Already, there are indications that the judge is dismissive of Fox's argument that it was just reporting on the news as other media did; Fox lawyers have asked why Dominion isn't suing everyone. In a legal filing released on March 31, Judge Eric M. Davis in the Delaware Superior Court drew a distinction between Fox and other news organizations. The judge wrote, "FNN's failure to reveal extensive contradicting evidence from the public sphere and Dominion itself indicates its reporting was not disinterested." On Apr. 11, the judge said that Fox could not use newsworthiness as a defense.
In addition, Fox has defended its hosts' statements as protected opinions, saying they were "figurative" or "hyperbolic" language. However, the record reveals that many lies were presented as facts. For example, on November 15, 2020, host Maria Bartiromo said: "There is much to understand about Smartmatic, which owns Dominion Voting Systems. They have businesses in Venezuela, Caracas [the capital]." She added, "Sidney Powell [a former Trump lawyer who worked on the 2020 election] is also talking about potential kickbacks that government officials who were asked to use Dominion [received]." Dominion has no ties to Venezuela; there were no kickbacks. While Bartiromo couches the second statement with the word "potential," the implication of a company supposedly doing business in authoritarian Venezuela is that it likely bribed government officials, too.
Judge Davis said Fox's defense of asserting its statements were both news reporting and opinion was not logical, since "it appears oxymoronic to call the Statements opinions while also asserting the Statements are newsworthy allegations and/or substantially accurate reports of official proceedings." A jury will now decide whether the statements made by Fox hosts and guests were facts, opinions, or so-called mixed opinions, that is, a host saying something that implies that they know things that the viewers don't.

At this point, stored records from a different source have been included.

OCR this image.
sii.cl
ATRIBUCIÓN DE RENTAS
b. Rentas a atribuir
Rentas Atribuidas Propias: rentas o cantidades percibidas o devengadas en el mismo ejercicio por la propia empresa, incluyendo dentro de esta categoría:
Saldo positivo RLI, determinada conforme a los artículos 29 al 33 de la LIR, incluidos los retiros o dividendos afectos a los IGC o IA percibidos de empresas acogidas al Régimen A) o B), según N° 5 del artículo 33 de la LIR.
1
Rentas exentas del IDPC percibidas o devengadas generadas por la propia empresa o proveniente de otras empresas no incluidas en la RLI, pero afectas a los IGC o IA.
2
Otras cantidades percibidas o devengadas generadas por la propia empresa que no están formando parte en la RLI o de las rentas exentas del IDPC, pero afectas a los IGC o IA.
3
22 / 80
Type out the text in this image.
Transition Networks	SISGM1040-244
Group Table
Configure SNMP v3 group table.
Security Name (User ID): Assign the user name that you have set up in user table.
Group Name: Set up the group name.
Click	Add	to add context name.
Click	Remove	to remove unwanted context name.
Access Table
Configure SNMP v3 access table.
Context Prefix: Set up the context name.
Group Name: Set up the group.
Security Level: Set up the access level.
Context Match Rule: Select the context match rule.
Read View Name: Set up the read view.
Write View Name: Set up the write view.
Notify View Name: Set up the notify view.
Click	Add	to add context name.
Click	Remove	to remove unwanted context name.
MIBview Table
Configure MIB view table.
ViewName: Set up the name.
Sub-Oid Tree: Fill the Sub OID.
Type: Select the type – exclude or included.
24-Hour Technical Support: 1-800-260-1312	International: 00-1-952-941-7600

There are wild-cards in the case, including potentially more documents being revealed and the possibility of Rupert Murdoch testifying before a jury. On Apr. 12, the judge sanctioned Fox for possibly withholding documents, and will appoint a special master to decide this and another big question -- whether Fox obfuscated Rupert Murdoch's role at Fox News to hide information. Fox attorneys had previously said in 2021 that Murdoch had no official role at Fox News, but on Apr. 9 admitted to Dominion’s attorneys that Murdoch also is executive chair at Fox News.
Already, the lawsuit has revealed the hypocrisy of Fox hosts and staffers, who privately scoffed at the election lies of 2020, but broadcast them anyway to boost ratings. Host Tucker Carlson believed Powell was lying, but said “our viewers are good people and they believe it.”
There's no known precedent for a news outlet serving what it knows are lies to its audience, in a bid to keep its audience from going elsewhere, which was a strong concern at Fox with the far-right wing outlet Newsmax. While every news outlet caters to its audience to some degree by covering certain stories more than perhaps their news value might indicate (like the Gwyneth Paltrow ski trial), it's impossible to imagine CNN or MSNBC hosts serving lies to viewers to keep them from going to other networks.
The trial comes as many on the right think that the "actual malice" standard needed to prevail in defamation suits is too high; plaintiffs now must prove that a statement was made "with knowledge that it was false or with reckless disregard of whether it was false or not.” (Mere mistakes are not liable.) Critics of this standard include Supreme Court Justice Clarence Thomas, former President Donald Trump, and Florida Gov. Ron DeSantis -- all of whom generally get favorable treatment from Fox News. Now, the tables have turned.